Des colons s’en prennent à des diplomates américains

Jérusalem — Un convoi diplomatique du consulat général des États-Unis à Jérusalem a essuyé vendredi des jets de pierres lancées par des colons israéliens, près d’une colonie sauvage de Cisjordanie occupée, ont indiqué la police israélienne et le département d’État.

Les diplomates américains s’étaient déplacés à la suite de plaintes de Palestiniens accusant les colons d’avoir déraciné jeudi 5000 jeunes pieds d’oliviers, plantés récemment sur un terrain de nouveau cultivé, après des années de bataille juridique, indique le journal Haaretz sur son site Internet.

« Selon les premiers éléments de l’enquête, des colons ont lancé des pierres vers des véhicules du consulat américain près de l’implantation illégale d’Adei Ad, à proximité du village palestinien de Turmus Ayya », au nord-est de Ramallah, a précisé la porte-parole de la police. « Ces jets de pierres n’ont pas fait de dégâts et le convoi a repris sa route. Une enquête a été ouverte », a-t-elle dit.

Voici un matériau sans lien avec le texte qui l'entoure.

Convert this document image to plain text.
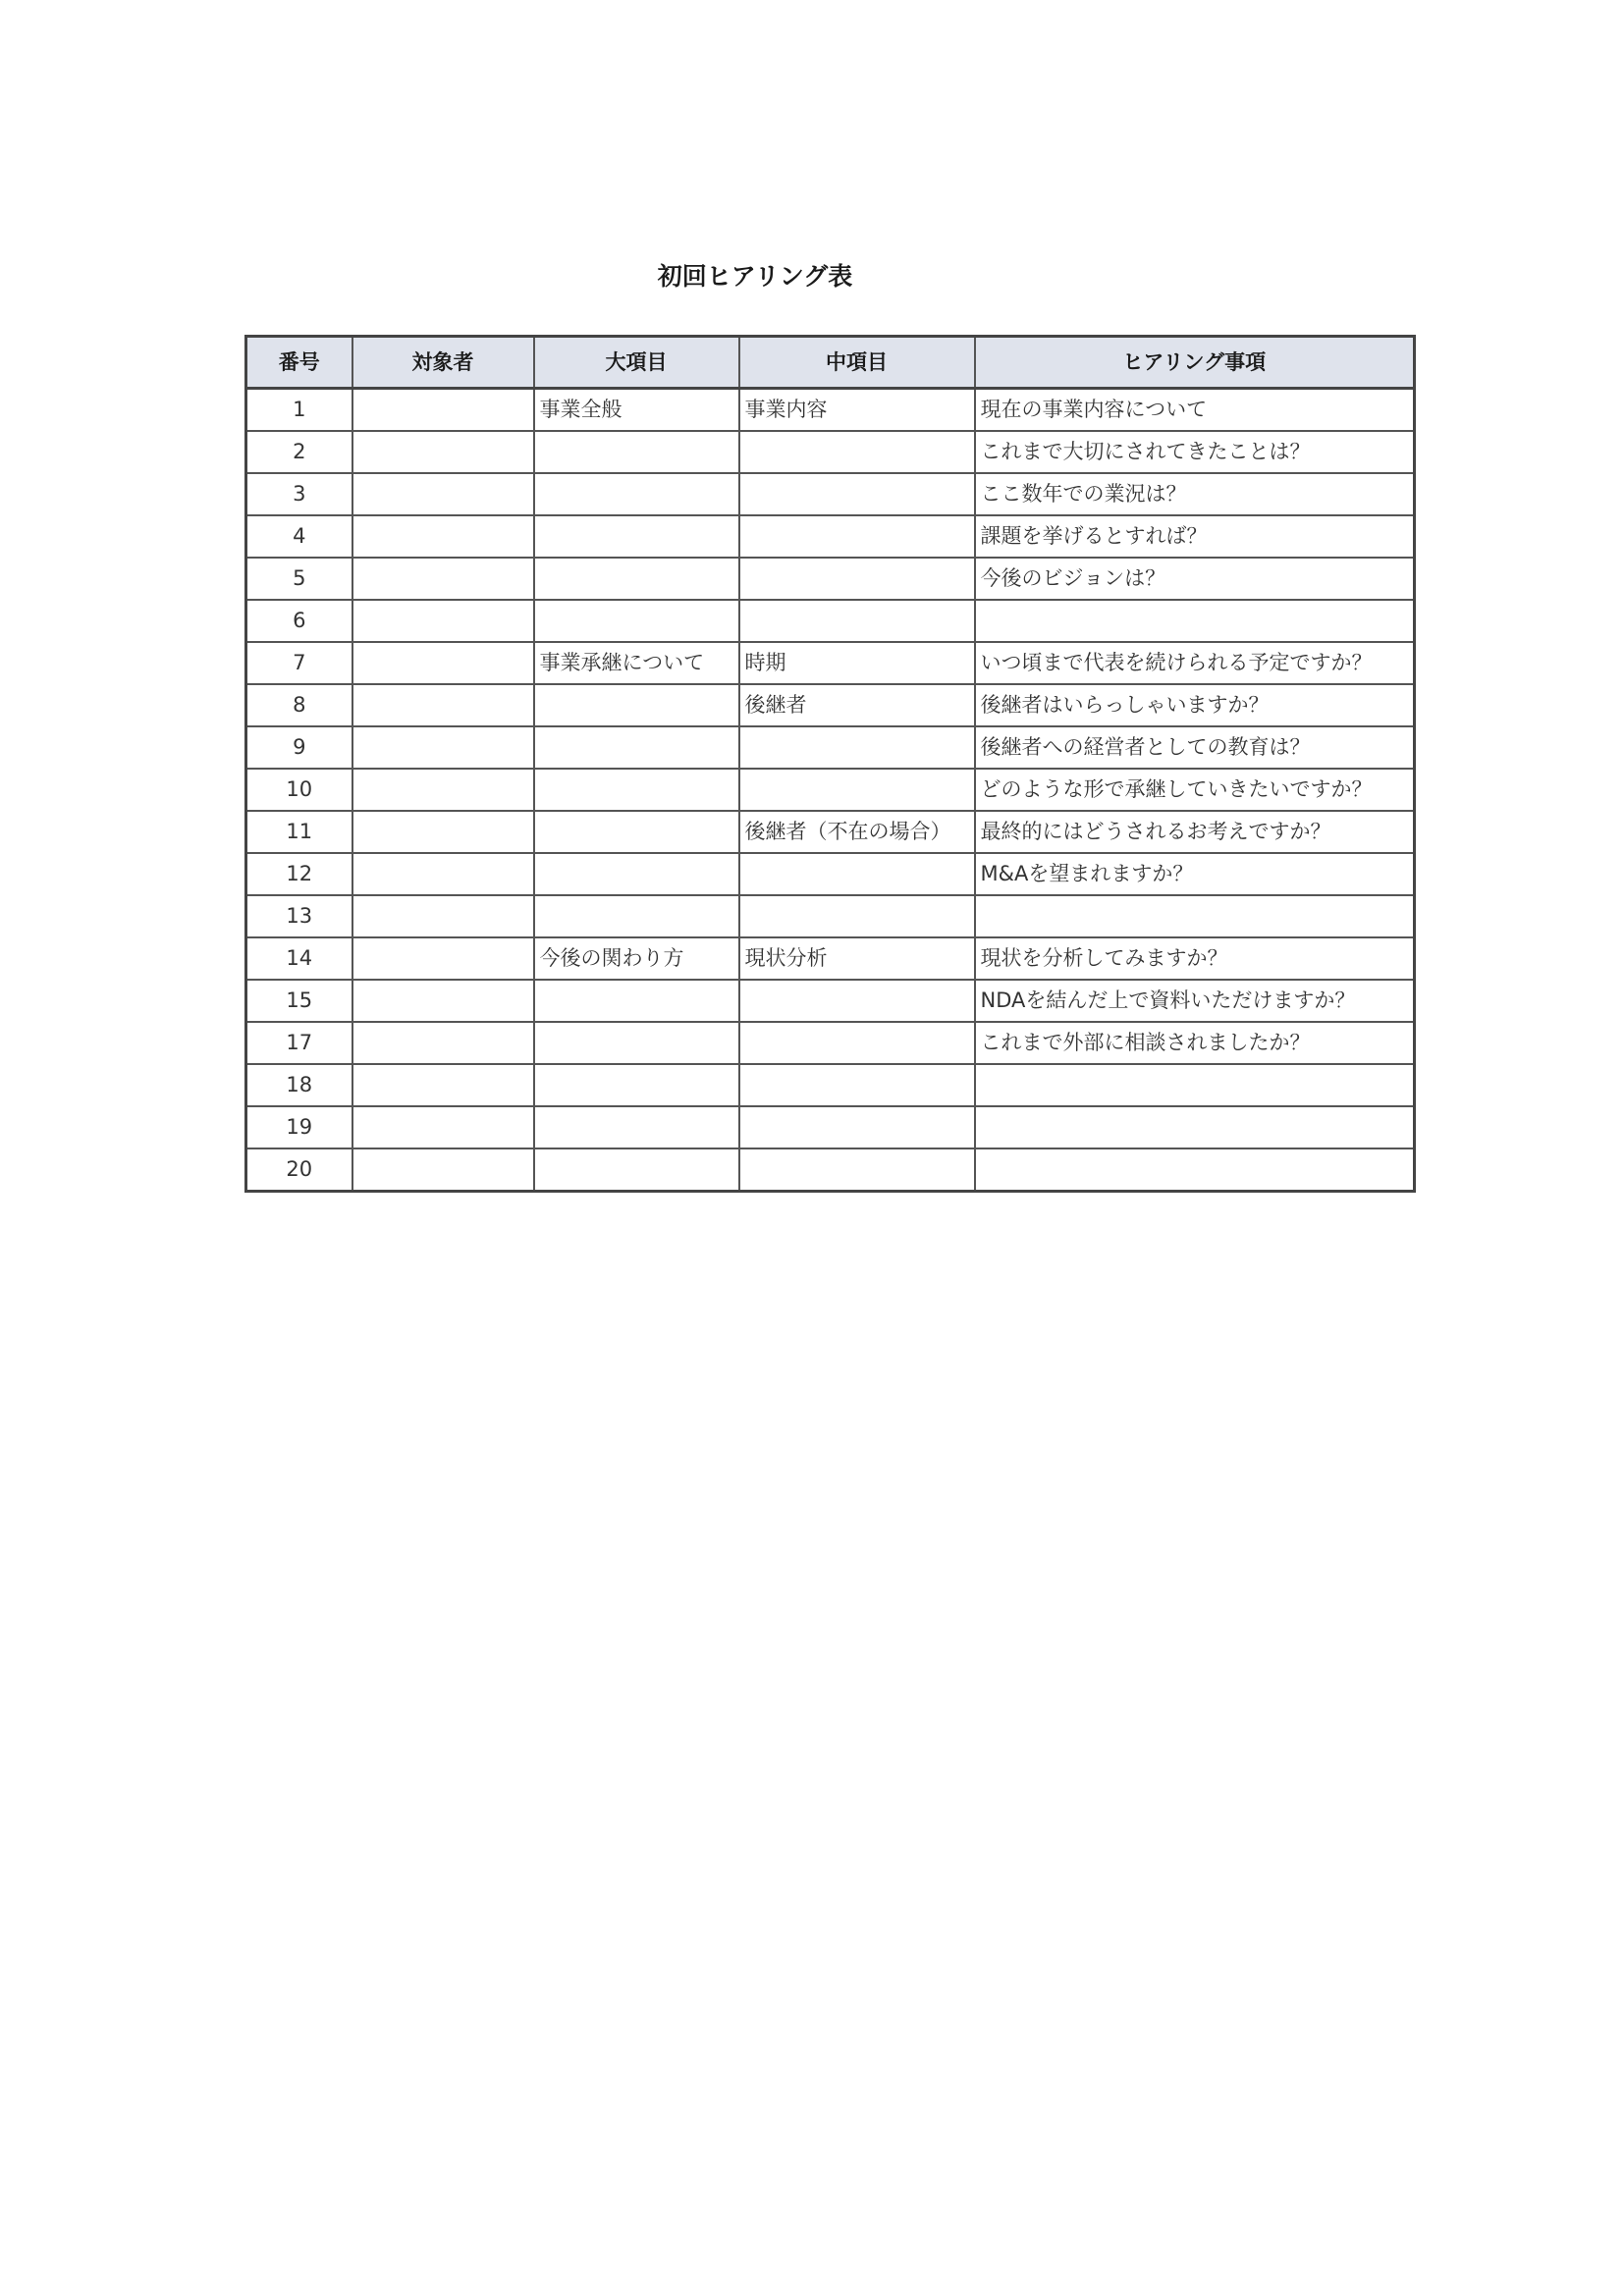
初回ヒアリング表
番号	対象者	大項目	中項目	ヒアリング事項
1		事業全般	事業内容	現在の事業内容について
2				これまで大切にされてきたことは？
3				ここ数年での業況は？
4				課題を挙げるとすれば？
5				今後のビジョンは？
6				
7		事業承継について	時期	いつ頃まで代表を続けられる予定ですか？
8			後継者	後継者はいらっしゃいますか？
9				後継者への経営者としての教育は？
10				どのような形で承継していきたいですか？
11			後継者（不在の場合）	最終的にはどうされるお考えですか？
12				M&Aを望まれますか？
13				
14		今後の関わり方	現状分析	現状を分析してみますか？
15				NDAを結んだ上で資料いただけますか？
17				これまで外部に相談されましたか？
18				
19				
20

À Washington, le département d’État a confirmé l’incident, se disant « profondément préoccupé » et précisant que les États-Unis « collaboraient avec les autorités israéliennes dans leur enquête » afin d’« arrêter les responsables ».

Un porte-parole du ministère américain des Affaires étrangères a précisé auprès de l’AFP que les colons étaient « armés » et qu’« aucun Américain n’avait sorti d’armes durant l’incident », qui n’a fait aucun blessé. Les colonies érigées en Cisjordanie occupée et à Jérusalem-Est annexée sont considérées comme illégales par la communauté internationale.

L’incident s’est produit dans le secteur où un haut responsable palestinien, Ziad Abou Eïn, est mort le 10 décembre à la suite de heurts avec l’armée israélienne à l’occasion d’une manifestation contre la colonisation israélienne et les confiscations de terres palestiniennes.

Nouvelle résolution de la Palestine à l’ONU

La direction palestinienne a décidé vendredi soir de présenter une nouvelle fois à l’ONU son projet de résolution prévoyant la fin de l’occupation israélienne qui a été rejeté mardi à New York, a indiqué à l’AFP un porte-parole. Les Palestiniens entendent demander un nouveau vote du Conseil de sécurité sur ce texte pour parvenir « à la fin de l’occupation et à l’instauration d’un État de Palestine dans les frontières de 1967 ayant pour capitale Jérusalem-Est », a affirmé Nabil Abou Roudeina, le porte-parole de la présidence palestinienne. Il n’a pas donné de date pour cette nouvelle initiative diplomatique mais a assuré que les Palestiniens soumettraient « prochainement » le texte au Conseil de sécurité.